There's a lot to be said for making the 2.5 mile journey to church on foot... you become aware of things that if you had rushed in a car, you'd never have experienced.
I was praying for forgiveness for various things I've done... and for finding it hard to see past my frustration in waiting on God with regard to relationships. It was at this during this, that a secular song popped in my head again... it's been doing it all week (somebody seriously needs to put some more money in my mental jukebox). The song is "Sunshine on a Rainy Day" by Zoe... here's a sample of the basic lyrics (minus chorus repeats):
I see you in the darkness
I see you in the light
I see your eyes shining
In through the night
Make me feel, make me feel
Like I belong
Don't leave me, you won't leave me here
All Alone
Cast your eyes
Like summer skies
Blue earth and the ocean
Clearer than the skies, yeah!
Sunshine on a rainy day (sunshine)
Makes my soul, makes my soul trip, trip, trip away
Sunshine on a rainy day (sunshine)
Makes my soul, makes my soul trip, trip, trip away
You touch me with your spirit
You touch me with your heart
You touch me in the darkness
I feel it start
Make it feel, make it feel
So Unreal (so unreal)
Like a wind in the desert
Like a moon on the sea
I felt very strongly that God was telling me that this is my current situation.

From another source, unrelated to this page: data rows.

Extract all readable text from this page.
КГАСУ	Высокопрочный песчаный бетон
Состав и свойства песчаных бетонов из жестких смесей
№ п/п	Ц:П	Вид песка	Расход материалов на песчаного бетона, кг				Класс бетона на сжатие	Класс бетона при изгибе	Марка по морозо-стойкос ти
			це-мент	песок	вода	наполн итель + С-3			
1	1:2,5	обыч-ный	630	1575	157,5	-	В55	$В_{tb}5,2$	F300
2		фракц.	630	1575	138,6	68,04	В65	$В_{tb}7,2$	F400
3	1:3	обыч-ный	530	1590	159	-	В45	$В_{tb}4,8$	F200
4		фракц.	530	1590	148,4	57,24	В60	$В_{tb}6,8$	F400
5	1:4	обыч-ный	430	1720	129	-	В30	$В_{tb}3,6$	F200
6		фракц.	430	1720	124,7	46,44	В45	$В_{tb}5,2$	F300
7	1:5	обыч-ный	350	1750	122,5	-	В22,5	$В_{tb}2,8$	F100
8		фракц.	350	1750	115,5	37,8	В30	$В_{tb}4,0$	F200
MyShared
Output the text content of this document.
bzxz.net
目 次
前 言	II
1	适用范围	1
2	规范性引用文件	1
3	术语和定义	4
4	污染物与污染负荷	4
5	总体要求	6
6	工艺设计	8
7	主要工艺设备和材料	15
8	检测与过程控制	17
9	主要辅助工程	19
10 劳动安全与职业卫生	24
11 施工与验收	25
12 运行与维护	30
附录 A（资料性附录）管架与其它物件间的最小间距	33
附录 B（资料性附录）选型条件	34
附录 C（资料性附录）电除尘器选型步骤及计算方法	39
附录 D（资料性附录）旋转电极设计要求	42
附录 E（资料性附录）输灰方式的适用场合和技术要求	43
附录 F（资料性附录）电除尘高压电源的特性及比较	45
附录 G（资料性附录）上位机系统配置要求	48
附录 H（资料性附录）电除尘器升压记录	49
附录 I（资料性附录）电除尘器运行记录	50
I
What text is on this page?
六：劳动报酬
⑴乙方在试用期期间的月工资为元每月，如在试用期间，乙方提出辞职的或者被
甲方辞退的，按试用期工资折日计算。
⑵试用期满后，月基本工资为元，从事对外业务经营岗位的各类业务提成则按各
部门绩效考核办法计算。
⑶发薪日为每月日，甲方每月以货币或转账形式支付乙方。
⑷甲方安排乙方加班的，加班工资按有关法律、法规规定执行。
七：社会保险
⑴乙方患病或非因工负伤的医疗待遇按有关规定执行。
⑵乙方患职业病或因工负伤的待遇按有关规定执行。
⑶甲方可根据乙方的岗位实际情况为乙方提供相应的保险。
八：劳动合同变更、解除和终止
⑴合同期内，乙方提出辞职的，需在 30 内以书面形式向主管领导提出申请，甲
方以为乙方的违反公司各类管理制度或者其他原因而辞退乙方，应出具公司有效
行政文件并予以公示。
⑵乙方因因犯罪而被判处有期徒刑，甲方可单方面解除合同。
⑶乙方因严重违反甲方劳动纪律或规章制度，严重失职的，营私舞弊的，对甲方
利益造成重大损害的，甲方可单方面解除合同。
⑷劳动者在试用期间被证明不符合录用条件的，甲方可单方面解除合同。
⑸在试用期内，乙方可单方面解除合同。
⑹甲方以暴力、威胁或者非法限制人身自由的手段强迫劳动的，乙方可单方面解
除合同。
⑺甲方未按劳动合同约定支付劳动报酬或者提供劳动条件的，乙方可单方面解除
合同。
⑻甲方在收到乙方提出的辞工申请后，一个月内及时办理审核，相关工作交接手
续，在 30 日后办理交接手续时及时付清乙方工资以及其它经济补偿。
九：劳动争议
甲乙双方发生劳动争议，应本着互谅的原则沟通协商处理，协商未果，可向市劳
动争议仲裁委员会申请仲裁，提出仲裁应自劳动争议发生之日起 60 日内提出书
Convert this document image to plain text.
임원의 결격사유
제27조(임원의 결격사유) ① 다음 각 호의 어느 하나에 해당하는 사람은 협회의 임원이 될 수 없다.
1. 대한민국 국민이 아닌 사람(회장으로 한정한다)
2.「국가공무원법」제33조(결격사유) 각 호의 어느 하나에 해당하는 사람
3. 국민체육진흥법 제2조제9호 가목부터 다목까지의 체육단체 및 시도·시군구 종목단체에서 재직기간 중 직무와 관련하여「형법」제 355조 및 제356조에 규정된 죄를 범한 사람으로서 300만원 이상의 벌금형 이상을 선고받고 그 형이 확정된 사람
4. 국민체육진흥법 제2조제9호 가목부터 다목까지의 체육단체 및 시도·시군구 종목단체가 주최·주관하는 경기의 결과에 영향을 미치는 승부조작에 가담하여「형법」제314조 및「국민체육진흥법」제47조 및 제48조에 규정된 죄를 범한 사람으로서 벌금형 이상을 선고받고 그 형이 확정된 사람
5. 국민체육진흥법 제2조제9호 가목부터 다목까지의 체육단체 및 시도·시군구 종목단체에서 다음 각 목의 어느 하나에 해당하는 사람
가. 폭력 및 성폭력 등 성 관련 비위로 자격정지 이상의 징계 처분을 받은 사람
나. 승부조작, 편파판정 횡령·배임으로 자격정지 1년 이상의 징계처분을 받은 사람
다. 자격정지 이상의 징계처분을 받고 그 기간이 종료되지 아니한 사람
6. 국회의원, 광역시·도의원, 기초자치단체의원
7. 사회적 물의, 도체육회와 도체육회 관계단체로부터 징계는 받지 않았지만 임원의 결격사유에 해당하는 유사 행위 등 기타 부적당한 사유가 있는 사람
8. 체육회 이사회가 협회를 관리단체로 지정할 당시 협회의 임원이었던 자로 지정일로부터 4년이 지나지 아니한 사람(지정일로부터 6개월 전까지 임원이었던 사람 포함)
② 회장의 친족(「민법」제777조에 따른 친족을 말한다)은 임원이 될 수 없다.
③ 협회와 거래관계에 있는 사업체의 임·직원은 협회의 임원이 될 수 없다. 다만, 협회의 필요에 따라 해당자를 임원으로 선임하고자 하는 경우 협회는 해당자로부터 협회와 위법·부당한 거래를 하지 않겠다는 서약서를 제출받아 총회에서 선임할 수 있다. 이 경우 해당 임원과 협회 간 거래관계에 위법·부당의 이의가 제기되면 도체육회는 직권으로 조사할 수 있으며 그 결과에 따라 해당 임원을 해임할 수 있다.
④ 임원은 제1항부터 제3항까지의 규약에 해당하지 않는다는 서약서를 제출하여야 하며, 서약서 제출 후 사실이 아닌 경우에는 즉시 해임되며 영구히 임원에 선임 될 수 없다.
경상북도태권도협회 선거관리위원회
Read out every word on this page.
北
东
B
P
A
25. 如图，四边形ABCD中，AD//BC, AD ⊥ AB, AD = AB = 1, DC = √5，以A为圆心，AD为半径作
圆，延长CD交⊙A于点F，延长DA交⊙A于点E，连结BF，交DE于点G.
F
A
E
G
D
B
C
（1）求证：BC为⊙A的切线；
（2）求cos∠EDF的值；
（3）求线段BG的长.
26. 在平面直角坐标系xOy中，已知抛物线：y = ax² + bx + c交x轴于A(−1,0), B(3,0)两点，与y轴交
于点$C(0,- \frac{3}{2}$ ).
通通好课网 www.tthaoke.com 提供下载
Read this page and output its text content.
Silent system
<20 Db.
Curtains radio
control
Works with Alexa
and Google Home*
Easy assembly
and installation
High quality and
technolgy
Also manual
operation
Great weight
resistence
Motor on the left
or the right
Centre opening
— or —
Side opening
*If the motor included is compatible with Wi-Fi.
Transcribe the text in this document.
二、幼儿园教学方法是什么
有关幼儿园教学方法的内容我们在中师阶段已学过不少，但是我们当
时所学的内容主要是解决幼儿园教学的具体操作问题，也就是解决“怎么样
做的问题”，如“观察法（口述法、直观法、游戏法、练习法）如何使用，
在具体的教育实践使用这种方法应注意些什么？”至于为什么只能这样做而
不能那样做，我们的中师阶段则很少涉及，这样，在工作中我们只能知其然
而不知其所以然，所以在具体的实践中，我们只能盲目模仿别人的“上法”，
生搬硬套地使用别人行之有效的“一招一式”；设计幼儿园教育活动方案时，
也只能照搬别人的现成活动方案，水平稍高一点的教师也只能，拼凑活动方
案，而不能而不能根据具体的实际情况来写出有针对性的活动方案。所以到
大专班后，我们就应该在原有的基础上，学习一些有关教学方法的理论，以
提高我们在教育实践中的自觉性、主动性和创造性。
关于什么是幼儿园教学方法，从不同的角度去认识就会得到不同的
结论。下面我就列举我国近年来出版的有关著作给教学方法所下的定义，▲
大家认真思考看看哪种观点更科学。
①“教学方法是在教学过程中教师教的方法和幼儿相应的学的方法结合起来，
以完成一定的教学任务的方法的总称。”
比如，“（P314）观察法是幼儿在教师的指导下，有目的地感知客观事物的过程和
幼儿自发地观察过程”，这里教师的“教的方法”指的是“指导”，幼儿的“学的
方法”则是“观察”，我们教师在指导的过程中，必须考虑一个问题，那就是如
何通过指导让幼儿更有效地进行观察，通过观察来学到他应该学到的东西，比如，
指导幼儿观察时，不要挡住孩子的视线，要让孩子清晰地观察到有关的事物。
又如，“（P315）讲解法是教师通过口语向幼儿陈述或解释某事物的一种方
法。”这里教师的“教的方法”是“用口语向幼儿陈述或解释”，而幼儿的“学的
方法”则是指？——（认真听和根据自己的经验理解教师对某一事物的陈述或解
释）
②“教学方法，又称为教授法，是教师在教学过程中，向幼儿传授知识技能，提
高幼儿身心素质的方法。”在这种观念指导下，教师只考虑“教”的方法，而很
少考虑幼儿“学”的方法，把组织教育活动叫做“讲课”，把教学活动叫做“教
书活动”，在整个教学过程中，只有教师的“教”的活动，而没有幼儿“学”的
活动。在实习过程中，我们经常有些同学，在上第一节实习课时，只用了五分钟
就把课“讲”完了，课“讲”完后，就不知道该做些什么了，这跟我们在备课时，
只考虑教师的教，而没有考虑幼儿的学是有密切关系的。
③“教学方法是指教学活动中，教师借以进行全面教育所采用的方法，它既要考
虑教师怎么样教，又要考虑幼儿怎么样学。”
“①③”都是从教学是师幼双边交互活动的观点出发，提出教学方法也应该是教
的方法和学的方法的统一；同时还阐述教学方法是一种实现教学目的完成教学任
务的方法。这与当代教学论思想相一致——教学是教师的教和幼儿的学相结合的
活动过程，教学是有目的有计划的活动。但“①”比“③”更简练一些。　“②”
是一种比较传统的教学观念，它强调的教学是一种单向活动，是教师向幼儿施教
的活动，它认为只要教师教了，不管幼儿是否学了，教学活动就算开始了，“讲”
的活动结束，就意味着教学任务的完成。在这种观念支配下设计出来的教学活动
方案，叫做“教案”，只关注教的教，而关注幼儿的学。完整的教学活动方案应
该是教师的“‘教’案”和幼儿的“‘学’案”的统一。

I'm having a rainy day over relationships... it's been tipping it down. However, I also felt God was calling me to look at the fact that things are moving... he is bringing me to a place where I can appreciate the things he has to give. What he is currently doing with my finances is the sunshine to my rainy day... it is the sign that the weather is passing, the clouds are gradually rolling back and the warm rays of sunlight are gently bathing my face.
I felt that God was saying that I'm not in a place where I can eat milk and honey yet... but that I'm in a place where he is feeding me manna and quail. I could let that get me down, like the Israelites did... but the fact is that in some ways it's more of a blessing to be fed in the wilderness... than to be in a land flowing with milk and honey. With the former you are being hand fed by God... he's taking care of you. With the latter, it is easy to become conceited and think that the things you've received are solely by your own efforts. It is also possible to get so wrapped up in blessing, that you lose sight of God, who is the very source of every blessing we receive. When we receive gifts... it is not the gift we should value most, but the giver.
I feel that reminding myself of what God is giving me in the short term, is the perfect response to the current frustration I am wrestling with.
Have you ever exerienced how sometimes how God can lift a scripture out of it's original context, in order to speak to you where you are? I had that today. I read the words "sit at my right hand until I put your enemies under your feet." In the original context, this was King David overhearing God the Father talking to Jesus. However, I believe God used this in telling me to rest in him and wait for him to finish his work with my finances. before gallavanting off on some hare-brained romantic venture.
I am going to try and draw a line under this entire episode. Each months debtwatch is now a signpost to my own personal promised land. Every time I suffer temptation or frustration I will try to remind myself of this.